The Foundation occasionally augments these activities with programs in experiential education taking place in its woodland acreage, where the teaching of art as well as the teaching of certain outdoor skills is combined. The Foundation’s commitment here arises from the inspiration that both Josef and Anni Albers found in nature for the source of their abstractions in art, and also from the Alberses’ intense interest in effective practical means to achieve certain results. It is not unreasonable to compare the carabiners and harnesses and ropes used by rock climbers to an artist’s paints and canvas: the materials that need to be used properly and understood to assure a spiritual experience. In September 2001, the Foundation’s sponsorship of an Outward Bound rafting trip down the Colorado River exemplified Josef’s idea that experience is the best means of education. As Josef Albers wrote:

“[Practical work] teaches us that insight and skill depend on observation as well as on thought.
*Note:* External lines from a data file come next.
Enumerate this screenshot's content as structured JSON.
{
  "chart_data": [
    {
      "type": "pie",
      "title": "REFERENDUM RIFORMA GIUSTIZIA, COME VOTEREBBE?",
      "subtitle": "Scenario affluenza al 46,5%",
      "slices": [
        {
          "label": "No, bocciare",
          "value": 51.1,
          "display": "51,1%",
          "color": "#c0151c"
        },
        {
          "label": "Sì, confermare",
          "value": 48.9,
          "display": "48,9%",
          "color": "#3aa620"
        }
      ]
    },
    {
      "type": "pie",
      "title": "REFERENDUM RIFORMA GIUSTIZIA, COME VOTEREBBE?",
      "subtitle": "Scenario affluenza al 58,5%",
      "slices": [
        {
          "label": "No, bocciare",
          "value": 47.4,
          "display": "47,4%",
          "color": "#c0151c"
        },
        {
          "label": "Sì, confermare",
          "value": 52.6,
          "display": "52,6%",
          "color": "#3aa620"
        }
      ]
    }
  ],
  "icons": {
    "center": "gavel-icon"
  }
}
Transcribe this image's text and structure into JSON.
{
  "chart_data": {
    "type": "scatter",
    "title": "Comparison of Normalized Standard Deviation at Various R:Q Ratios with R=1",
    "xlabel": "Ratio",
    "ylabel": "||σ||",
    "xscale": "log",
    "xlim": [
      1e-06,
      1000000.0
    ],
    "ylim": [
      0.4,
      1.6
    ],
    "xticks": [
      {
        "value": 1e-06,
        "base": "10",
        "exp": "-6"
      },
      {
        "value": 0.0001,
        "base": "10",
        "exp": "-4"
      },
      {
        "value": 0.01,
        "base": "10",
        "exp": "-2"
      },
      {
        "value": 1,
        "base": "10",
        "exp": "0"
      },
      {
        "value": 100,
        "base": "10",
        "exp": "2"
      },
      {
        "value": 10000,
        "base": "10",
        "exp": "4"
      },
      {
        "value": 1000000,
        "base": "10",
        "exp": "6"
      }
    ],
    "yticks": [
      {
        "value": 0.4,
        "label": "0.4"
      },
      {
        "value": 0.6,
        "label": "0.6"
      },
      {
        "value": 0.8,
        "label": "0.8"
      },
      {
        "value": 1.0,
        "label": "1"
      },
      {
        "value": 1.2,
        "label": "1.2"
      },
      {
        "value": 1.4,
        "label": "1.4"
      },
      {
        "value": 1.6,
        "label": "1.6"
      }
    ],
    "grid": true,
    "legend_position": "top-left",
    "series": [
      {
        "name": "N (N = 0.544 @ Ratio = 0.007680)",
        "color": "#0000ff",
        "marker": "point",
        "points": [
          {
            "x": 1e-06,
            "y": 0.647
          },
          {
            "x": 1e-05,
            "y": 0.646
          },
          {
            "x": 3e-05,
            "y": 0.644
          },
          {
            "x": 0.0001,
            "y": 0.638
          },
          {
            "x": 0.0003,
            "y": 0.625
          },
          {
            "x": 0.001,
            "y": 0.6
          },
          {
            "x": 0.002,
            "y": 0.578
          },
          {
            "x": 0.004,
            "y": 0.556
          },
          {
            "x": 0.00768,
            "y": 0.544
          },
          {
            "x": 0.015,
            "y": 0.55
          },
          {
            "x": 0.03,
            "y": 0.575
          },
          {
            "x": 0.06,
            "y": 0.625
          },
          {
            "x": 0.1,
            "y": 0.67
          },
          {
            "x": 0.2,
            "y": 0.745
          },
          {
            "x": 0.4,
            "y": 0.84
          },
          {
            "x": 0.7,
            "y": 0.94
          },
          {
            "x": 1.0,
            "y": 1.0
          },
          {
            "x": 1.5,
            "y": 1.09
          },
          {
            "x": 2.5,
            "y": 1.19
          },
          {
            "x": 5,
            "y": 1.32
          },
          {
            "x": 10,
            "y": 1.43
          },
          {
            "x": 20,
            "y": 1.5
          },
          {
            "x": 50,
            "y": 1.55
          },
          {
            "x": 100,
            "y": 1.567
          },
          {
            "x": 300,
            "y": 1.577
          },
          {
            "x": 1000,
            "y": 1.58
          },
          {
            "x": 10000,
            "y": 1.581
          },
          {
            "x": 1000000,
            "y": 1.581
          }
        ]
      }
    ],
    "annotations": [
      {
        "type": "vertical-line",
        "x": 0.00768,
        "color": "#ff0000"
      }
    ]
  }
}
And through manual work, as through art, we realize that there is, besides thinking in logical conclusions, “thinking in situations,” which is just as necessary as thinking in numbers or figures or verbal terms.”

“Thinking in situations” is, of course, fundamental to the making of an art work: a specific application of the concept that was vitally important to Josef Albers, and equally important to the fulfillment of the Albers Foundation’s mission today.